Des chiffres qui ne font pas l’unanimité. Une étude de l’IHME (Institute for Health Metrics and Evaluation) américain publiée en 2020 prédit ainsi un sommet bien plus tôt, en 2064, sans atteindre 10 milliards (9,7 milliards), puis un déclin jusqu’à 8,8 milliards en 2100.

« Nous sommes en dessous (de l’ONU) parce que nous avons un modèle de fertilité très différent », qui prévoit notamment 1,66 enfant par femme en 2100, explique à l’AFP l’auteur principal Stein Emil Vollset, qui estime que la croissance s’arrêtera « entre 9 et 10 milliards ».

Fécondité en baisse

En 2021, le taux de fécondité moyen était de 2,3 enfants par femme, contre environ 5 en 1950, selon l’ONU, qui prévoit 2,1 en 2050.
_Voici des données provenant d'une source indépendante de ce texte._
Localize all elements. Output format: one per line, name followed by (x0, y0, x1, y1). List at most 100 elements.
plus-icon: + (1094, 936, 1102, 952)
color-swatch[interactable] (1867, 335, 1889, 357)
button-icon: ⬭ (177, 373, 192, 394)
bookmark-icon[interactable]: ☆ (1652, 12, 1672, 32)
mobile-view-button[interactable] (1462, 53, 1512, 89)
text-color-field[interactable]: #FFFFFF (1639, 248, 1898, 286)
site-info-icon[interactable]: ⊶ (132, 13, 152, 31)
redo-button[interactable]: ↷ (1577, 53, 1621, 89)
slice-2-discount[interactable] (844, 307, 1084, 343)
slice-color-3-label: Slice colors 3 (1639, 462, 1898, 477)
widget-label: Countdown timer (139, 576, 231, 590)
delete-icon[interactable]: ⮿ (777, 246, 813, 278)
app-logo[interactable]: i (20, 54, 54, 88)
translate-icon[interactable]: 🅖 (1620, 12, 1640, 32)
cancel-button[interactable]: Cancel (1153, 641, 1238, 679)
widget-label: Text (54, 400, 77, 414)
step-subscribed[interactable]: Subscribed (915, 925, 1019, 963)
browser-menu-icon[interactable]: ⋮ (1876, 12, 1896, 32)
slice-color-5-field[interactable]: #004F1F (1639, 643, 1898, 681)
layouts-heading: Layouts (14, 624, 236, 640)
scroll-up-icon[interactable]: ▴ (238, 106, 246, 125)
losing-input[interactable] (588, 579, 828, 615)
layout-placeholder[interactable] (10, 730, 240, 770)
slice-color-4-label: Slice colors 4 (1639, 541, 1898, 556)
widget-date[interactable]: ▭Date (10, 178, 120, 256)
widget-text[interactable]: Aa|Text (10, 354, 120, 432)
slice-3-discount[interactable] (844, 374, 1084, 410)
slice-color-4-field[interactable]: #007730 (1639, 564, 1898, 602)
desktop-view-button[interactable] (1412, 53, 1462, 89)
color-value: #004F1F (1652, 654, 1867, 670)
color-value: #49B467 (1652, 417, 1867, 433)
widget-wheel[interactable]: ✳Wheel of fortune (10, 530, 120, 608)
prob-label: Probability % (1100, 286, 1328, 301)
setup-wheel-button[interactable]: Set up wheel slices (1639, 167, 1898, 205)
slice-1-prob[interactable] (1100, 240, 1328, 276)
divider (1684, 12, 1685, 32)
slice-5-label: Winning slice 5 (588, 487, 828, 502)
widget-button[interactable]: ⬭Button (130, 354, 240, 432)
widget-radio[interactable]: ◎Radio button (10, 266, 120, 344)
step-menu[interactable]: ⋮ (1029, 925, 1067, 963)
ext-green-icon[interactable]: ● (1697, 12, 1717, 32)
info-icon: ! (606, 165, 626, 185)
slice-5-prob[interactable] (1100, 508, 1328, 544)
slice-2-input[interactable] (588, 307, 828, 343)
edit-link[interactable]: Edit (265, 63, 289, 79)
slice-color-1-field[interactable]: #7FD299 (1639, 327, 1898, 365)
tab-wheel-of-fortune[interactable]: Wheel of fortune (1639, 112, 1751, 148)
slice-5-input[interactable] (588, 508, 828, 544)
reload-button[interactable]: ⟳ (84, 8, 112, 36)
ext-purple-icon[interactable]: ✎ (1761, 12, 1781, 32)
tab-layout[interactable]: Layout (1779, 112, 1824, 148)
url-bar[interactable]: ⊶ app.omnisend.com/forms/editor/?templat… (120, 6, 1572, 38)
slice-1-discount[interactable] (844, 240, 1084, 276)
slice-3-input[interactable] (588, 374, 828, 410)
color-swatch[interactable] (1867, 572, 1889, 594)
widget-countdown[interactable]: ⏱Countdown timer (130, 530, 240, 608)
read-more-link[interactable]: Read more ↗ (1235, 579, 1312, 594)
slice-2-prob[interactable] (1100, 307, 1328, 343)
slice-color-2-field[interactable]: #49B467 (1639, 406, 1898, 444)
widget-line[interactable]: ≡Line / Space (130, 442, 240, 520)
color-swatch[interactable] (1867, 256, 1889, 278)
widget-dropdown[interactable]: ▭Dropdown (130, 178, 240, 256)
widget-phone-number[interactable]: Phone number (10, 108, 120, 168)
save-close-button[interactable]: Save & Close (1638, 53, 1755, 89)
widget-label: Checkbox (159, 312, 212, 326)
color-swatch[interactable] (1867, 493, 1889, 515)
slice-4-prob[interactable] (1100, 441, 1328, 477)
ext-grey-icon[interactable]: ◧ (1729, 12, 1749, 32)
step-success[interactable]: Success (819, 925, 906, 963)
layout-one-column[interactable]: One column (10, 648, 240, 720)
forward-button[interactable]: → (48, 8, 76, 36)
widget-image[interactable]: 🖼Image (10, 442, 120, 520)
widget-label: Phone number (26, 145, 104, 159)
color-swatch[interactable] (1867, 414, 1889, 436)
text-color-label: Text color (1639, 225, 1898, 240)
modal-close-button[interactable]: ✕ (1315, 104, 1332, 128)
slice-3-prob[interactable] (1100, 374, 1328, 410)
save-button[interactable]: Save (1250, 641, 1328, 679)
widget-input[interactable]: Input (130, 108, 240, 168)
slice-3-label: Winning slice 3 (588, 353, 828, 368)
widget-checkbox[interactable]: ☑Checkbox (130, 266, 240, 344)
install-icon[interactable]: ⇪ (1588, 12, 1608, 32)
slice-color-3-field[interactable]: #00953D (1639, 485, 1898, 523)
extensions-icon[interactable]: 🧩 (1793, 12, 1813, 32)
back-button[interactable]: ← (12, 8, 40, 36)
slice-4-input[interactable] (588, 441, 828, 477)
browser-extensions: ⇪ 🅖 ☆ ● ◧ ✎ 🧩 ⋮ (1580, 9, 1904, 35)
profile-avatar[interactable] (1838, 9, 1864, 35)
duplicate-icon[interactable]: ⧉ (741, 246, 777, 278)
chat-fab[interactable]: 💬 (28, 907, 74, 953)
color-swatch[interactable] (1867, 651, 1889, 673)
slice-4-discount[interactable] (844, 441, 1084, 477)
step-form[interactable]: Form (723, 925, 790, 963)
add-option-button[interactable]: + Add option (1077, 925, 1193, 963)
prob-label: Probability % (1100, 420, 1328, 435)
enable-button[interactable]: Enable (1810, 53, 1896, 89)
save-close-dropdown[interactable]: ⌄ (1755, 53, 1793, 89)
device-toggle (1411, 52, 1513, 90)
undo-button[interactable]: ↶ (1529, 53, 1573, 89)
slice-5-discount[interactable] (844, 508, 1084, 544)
« Désormais, la majorité des habitants du monde vivent dans un pays où la fécondité est en dessous du taux de remplacement de la population » de 2,1, note Rachel Snow.

De plus en plus vieux

Facteur clé de la croissance de la population, l’espérance de vie moyenne augmente : 72,8 ans en 2019, soit neuf années de plus qu’en 1990. Et l’ONU prévoit 77,2 ans en 2050.

Résultat, combiné à la baisse de la fécondité : la part des plus de 65 ans devrait passer de 10 % en 2022 à 16 % en 2050.

Un vieillissement qui a des effets sur le marché du travail, les systèmes de retraite, la prise en charge des personnes âgées…

Alors « de plus en plus de pays nous demandent de les aider à comprendre comment ils pourraient faire pour augmenter leur population », indique Rachel Snow.

Diversité sans précédent

Les chiffres mondiaux masquent une immense diversité démographique.

Ainsi, plus de la moitié de la croissance de la population d’ici 2050 viendra de seulement 8 pays selon l’ONU : République démocratique du Congo, Égypte, Éthiopie, Inde, Nigeria, Pakistan, Philippines et Tanzanie.

L’âge moyen illustre aussi cette diversité, avec 41,7 ans en Europe contre 17,6 ans en Afrique subsaharienne. « Dans le passé, les pays étaient proches en âge, plutôt jeunes ; dans le futur, les pays seront proches en âge, surtout vieux », mais à ce moment précis de l’histoire, « le monde est très divisé », souligne Rachel Snow.

Des écarts qui peuvent jouer un rôle dans les relations géopolitiques, notent certains experts.

L’Inde va dépasser la Chine

Autre illustration des changements de tendance, les deux pays les plus peuplés, la Chine et l’Inde, vont échanger leur place sur le podium dès 2023, selon l’ONU.

La population chinoise et ses 1,42 milliard d’habitants en 2022 vont commencer à décliner, pour redescendre à 1,3 milliard en 2050. Et seulement 800 millions d’ici la fin du siècle.

La population indienne de 1,41 milliard en 2022, malgré son passage sous le taux de remplacement, va elle continuer à grossir, avec 1,66 milliard attendu en 2050.

En 2050, l’Inde devrait ainsi être le pays le plus peuplé devant la Chine. Sur la troisième marche du podium, toujours les États-Unis, mais à égalité avec le Nigeria, à 375 millions d’habitants.